In a talk about zoonotic diseases arising from the intensification of livestock production, a speaker referred to how ‘we’ should manage such challenges. That form of discourse failed to acknowledge that in practice those challenges must be met by a wide range of different stakeholder groups, but primarily by farmers and farm workers themselves, not by the research community. Of course, other groups such as animal health workers, veterinary authorities and those trading in meat, milk and dairy products have relevant interests and responsibilities too, but theirs may not coincide with those of the farmers or farm workers, let alone the veterinary researchers. Fortunately other participants recognised the need to explore and comprehend the perspectives of a wide range of stakeholders, and to explore the extent to which those diverse perspectives may be congruent or incongruent. The forthcoming STEPS project on zoonotic diseases should fit directly into a knowledge gap that was identified and highlighted by several participants. The forthcoming STEPS project on Commodities: Chains, Networks and Pathways will also find a ready audience amongst some for the more enlightened participants at this meeting.

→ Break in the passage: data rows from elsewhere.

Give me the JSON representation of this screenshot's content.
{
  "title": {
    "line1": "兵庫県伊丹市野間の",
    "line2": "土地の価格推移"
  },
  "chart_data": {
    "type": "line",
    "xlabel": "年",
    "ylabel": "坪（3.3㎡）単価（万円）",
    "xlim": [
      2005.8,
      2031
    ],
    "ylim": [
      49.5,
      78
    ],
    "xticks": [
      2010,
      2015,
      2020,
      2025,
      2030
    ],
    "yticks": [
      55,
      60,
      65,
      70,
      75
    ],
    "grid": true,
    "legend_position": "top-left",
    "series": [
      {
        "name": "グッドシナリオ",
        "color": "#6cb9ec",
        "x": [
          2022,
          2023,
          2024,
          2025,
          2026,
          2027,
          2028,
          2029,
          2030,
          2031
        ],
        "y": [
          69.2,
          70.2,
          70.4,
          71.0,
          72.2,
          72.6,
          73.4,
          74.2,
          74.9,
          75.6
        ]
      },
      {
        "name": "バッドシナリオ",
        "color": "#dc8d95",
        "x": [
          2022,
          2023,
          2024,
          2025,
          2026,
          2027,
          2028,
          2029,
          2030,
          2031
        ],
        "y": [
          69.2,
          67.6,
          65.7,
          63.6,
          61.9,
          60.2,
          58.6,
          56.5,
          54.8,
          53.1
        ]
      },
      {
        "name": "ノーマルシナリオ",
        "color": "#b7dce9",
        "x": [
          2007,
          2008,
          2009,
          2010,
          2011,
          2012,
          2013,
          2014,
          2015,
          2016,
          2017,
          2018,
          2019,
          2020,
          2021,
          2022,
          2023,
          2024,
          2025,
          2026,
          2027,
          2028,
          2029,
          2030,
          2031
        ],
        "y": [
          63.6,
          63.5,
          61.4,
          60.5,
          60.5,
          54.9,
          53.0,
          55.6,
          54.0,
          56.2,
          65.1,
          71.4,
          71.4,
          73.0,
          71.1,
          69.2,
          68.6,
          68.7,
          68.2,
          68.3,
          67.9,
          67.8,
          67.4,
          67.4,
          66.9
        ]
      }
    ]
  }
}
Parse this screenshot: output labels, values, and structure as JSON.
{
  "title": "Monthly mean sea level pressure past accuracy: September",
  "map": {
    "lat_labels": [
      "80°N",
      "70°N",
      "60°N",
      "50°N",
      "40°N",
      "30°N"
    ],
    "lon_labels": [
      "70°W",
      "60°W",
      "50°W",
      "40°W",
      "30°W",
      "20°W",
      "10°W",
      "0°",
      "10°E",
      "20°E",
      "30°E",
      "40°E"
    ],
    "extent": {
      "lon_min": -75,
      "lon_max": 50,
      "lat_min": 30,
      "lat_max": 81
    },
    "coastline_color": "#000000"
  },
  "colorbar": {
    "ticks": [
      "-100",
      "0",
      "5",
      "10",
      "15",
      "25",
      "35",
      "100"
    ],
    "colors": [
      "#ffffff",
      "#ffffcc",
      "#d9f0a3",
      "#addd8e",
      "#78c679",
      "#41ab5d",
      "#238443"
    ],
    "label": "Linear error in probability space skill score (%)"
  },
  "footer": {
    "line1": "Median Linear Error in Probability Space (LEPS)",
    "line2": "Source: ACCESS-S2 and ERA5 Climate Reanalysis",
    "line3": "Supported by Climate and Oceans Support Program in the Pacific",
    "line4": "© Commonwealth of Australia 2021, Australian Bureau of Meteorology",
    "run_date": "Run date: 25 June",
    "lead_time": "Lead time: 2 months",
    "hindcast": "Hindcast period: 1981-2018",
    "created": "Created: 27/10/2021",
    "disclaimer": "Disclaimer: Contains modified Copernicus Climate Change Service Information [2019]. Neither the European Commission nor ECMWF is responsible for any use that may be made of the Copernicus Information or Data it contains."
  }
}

In his influential book The Structure of Scientific Revolutions Thomas Kuhn argued that, in the natural sciences, new paradigms displace and replace the old ones not because their assumptions, analysis and arguments are superior to those of the old ones, but because young scholars adopt and accept the new paradigm, while those committed to the old paradigm simply die out, leaving the field to the young. That model seemed briefly plausible on this occasion until I realised that not all of those articulating the old paradigm are elderly, and not all of us articulating a new paradigm are particularly young. I guess I disagree with Kuhn, groups such as the STEPS Centre and colleagues elsewhere do have a more powerful and plausible paradigm, and the shortcomings of the reductionist and technocratic paradigm mean that its proponents are simply unable to account for or adequately respond to the realities and complexities of poverty and hunger in developing countries.